Myth and pop culture tell us that the last unicorns died out because people stopped believing in them. Actually, the unicorns probably just could not raise the money to sustain their existence from the investment community. So here are some suggestions for both sides of the problem because we find ourselves in this quagmire of products and sales calls from software vendors fighting for survival.
For the point solution software companies, stop selling HR on the problems you will solve. It’s insulting. CHROs and other leaders know what the problems are, so telling the “why” wastes everyone’s time. Get right to “how,” and for HR leaders, make them show how their product can do more than one thing. If it cannot, you probably should not use it because you’ll have dozens of systems to integrate.
For venture funds, news flash, you’re not that smart or you wouldn’t have helped create this mess and launching a hundred companies hoping 50 get bought out doesn’t do the industry any good.
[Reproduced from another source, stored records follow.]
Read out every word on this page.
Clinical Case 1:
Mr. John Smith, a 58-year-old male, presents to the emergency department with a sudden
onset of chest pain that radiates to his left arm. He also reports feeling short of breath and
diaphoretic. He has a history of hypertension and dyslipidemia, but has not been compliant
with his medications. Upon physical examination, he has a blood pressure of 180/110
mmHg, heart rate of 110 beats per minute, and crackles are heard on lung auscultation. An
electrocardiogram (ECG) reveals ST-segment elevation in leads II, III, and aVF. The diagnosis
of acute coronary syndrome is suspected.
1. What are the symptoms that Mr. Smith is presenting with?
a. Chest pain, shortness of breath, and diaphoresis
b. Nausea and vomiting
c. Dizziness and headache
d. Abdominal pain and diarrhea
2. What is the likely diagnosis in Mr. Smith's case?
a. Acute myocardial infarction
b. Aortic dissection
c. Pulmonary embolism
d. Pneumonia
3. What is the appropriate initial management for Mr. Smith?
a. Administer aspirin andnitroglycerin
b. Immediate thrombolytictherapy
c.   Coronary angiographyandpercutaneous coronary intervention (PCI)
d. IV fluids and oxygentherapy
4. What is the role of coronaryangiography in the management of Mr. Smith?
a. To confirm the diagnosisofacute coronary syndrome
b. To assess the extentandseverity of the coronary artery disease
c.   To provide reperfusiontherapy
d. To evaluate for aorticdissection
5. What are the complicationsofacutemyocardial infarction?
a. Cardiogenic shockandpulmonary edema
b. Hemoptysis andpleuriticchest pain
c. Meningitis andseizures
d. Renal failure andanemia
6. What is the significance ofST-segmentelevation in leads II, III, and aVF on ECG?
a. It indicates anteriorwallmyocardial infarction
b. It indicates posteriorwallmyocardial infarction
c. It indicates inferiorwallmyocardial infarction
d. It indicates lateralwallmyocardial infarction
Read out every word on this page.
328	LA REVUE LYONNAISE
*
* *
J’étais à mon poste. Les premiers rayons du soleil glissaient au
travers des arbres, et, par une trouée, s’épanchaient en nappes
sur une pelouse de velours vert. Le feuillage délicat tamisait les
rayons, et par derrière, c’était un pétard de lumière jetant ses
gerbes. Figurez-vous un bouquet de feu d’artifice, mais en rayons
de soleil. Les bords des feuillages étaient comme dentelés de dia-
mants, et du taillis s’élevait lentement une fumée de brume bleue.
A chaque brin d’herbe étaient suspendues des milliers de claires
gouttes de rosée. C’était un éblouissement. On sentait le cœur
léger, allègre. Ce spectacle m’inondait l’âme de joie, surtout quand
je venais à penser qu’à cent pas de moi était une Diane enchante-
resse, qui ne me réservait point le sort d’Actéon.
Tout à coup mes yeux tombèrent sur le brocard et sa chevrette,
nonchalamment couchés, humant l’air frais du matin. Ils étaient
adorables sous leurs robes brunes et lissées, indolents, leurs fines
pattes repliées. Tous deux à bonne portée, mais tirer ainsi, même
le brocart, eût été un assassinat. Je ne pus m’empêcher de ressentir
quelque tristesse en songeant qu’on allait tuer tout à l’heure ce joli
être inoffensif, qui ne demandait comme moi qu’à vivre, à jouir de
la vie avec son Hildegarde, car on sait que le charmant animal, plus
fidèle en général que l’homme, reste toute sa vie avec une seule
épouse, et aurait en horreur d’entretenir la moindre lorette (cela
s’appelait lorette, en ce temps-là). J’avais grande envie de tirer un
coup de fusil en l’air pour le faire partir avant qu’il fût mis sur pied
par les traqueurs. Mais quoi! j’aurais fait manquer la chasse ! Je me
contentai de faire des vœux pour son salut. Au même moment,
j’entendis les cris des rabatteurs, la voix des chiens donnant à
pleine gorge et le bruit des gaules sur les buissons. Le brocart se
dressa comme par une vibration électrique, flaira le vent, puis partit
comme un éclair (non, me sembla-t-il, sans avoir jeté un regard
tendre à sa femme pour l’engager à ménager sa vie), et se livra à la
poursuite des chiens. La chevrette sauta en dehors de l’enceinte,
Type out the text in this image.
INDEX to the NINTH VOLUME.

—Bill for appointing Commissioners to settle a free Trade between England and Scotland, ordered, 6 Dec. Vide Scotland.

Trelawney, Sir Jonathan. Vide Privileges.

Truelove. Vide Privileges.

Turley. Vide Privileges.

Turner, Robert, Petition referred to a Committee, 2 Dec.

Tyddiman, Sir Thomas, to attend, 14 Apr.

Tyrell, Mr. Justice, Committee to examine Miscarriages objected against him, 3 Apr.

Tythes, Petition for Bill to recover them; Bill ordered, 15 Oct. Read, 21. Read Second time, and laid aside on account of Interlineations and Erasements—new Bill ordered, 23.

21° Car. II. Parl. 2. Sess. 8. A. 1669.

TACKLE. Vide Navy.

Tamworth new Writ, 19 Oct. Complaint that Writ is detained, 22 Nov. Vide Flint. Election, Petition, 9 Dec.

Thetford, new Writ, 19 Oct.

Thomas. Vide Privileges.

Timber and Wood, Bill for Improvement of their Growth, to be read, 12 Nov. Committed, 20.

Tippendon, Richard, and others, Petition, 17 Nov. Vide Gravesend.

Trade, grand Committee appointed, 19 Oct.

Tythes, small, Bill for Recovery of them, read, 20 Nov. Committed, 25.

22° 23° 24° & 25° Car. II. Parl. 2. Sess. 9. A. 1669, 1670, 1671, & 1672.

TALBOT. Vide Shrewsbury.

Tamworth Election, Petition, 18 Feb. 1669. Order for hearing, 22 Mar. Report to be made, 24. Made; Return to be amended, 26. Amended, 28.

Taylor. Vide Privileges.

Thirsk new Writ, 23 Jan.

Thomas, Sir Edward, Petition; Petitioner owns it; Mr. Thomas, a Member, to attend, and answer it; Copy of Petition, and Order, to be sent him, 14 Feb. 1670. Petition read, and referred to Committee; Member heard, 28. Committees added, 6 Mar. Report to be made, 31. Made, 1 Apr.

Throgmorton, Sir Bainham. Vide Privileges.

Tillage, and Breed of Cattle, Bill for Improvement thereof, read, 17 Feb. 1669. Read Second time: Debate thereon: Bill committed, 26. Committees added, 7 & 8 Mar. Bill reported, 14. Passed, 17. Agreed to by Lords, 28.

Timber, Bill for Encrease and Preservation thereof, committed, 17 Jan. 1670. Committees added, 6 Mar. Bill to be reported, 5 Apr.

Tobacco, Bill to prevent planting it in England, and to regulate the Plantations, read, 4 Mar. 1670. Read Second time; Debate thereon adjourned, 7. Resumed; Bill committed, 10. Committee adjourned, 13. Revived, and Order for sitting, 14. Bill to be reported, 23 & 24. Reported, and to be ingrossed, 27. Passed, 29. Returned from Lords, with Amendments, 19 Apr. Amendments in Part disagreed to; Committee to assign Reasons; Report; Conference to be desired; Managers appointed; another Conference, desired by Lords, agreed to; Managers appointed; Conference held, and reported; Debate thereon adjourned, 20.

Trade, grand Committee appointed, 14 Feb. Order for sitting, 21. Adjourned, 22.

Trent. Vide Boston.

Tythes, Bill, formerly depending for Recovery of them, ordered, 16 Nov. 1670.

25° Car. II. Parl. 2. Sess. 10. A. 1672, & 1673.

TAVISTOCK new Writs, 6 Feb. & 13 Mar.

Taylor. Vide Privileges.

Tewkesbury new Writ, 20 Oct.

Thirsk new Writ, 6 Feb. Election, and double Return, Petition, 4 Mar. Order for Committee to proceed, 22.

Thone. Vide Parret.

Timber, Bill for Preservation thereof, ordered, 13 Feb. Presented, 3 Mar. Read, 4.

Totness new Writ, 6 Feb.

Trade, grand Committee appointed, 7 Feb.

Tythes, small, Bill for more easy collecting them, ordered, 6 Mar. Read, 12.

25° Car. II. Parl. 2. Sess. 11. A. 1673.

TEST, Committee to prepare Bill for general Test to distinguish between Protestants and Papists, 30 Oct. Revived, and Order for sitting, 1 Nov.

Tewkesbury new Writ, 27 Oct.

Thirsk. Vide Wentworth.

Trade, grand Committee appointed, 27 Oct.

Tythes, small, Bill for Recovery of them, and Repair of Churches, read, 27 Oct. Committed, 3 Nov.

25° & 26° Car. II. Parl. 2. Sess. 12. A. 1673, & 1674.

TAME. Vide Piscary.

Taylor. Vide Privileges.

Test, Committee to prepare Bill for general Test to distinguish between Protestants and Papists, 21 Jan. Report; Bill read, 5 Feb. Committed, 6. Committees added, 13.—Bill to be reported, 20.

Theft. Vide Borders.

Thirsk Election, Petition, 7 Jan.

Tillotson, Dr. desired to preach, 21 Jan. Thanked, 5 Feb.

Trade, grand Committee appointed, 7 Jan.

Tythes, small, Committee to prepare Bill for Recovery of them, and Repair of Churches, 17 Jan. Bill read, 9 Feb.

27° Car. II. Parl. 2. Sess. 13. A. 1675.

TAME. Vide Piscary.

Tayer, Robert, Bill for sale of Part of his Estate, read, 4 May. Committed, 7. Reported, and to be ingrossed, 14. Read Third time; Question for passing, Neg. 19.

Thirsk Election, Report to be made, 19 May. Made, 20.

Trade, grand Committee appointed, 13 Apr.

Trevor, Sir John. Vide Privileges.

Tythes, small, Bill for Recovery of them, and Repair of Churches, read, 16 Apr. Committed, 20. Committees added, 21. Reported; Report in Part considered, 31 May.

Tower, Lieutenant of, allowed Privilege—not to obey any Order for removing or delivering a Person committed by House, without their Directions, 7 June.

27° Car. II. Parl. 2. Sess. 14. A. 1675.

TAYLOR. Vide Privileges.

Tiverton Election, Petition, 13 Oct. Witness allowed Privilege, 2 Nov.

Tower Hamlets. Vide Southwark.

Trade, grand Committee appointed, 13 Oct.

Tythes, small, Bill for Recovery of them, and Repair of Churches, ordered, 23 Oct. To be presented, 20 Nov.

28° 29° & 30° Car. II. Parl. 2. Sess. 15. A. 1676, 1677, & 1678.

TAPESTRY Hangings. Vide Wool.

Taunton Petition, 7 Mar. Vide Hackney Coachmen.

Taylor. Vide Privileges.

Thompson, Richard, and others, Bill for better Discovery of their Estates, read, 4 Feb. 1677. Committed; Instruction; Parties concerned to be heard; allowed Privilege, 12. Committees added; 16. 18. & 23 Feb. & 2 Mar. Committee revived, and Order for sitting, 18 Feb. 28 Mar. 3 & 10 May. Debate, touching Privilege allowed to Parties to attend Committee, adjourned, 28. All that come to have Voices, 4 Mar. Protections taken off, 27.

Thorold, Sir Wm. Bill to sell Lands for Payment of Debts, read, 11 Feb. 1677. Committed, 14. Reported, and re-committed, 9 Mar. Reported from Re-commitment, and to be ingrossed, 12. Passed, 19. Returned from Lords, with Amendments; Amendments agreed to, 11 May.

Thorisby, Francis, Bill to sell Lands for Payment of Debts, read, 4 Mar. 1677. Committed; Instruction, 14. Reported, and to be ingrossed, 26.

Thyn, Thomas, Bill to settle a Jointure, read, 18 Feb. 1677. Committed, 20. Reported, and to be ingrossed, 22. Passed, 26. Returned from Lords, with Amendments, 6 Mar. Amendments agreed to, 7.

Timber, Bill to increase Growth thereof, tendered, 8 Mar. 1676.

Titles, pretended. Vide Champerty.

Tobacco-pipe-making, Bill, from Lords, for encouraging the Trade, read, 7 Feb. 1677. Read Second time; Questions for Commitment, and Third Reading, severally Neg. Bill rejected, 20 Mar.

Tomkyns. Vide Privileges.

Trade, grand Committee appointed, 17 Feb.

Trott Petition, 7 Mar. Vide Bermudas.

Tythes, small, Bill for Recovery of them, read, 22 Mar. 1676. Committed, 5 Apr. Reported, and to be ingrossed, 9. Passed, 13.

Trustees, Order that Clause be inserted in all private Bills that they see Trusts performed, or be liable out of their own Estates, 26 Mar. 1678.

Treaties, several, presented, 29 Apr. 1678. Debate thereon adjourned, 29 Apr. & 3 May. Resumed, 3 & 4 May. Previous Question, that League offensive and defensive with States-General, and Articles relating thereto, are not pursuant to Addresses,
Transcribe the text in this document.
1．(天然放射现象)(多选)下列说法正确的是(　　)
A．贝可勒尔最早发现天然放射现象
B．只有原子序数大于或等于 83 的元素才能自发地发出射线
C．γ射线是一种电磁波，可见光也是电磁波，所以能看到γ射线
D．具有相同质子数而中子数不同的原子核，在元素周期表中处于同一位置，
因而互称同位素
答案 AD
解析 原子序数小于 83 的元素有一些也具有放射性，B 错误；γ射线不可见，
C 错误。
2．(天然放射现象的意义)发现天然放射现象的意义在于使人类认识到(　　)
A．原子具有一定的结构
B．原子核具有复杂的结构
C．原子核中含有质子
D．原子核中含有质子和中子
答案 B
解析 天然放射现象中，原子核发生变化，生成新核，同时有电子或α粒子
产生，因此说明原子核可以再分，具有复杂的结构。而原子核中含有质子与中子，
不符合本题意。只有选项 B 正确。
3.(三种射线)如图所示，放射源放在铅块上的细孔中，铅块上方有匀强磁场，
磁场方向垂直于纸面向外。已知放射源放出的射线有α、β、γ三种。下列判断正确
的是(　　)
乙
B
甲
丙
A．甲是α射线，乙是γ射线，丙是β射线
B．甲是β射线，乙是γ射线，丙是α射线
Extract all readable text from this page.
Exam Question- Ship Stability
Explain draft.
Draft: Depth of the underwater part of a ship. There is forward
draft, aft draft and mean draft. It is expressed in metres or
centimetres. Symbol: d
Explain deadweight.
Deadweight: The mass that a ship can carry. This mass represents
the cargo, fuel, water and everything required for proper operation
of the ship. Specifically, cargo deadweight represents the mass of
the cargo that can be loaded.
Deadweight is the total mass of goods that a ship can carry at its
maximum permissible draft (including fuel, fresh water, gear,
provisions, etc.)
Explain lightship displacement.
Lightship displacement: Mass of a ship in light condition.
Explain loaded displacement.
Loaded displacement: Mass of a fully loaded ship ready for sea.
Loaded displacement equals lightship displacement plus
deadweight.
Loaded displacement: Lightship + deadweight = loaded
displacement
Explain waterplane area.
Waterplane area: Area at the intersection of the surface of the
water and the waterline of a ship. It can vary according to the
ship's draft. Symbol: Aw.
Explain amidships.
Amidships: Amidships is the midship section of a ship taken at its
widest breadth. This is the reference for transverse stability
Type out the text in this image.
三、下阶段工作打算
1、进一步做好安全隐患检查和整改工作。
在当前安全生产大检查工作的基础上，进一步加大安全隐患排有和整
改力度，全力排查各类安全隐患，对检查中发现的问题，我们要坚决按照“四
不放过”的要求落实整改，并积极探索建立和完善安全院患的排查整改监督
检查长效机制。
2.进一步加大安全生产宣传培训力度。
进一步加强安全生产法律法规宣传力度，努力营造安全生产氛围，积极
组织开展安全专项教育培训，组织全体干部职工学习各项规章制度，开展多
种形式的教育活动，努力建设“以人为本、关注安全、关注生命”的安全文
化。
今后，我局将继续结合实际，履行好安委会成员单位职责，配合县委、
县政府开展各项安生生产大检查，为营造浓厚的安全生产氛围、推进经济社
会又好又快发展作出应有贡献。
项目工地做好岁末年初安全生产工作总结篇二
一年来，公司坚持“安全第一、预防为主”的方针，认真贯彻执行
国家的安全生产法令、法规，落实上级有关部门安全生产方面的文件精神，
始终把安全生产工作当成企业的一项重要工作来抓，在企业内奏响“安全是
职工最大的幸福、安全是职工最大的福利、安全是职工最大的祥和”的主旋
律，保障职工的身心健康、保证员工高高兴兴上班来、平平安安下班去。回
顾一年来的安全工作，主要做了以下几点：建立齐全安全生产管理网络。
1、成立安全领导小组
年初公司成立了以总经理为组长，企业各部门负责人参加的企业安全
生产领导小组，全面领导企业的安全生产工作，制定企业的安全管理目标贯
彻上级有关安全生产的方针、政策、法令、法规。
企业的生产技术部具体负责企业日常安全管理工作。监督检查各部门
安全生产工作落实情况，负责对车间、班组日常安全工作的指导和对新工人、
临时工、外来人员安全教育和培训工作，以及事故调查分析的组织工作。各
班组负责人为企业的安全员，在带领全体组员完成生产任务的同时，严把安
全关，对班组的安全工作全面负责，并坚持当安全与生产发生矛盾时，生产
Do we really need another employee survey tool or ATS system? My favorite example is Branchout, which came in second at our first iTalent competition in 2010. It lost to Smart Recruiter which is doing well. Branchout was a Facebook information scraping app. They had raised $17M just before iTalent and I asked them what would they do if Facebook closed their access and they responded it was ‘unthinkable.’ Then in 2014, Facebook closed their access and the business died and the assets were sold to 1 Page. Oh well, what is $17M between friends. People in the recruiting and sourcing community understood the risks better than the investors. Venture firms need to spend more time with the HR community really understanding what is unique and innovative, and you need to comprehend the “why” as well as the people you hope buy from your investment portfolio companies.
Otherwise, we are not just driving HR people crazy but we are actively slaughtering unicorns and someone should hold a telethon for both victimized groups.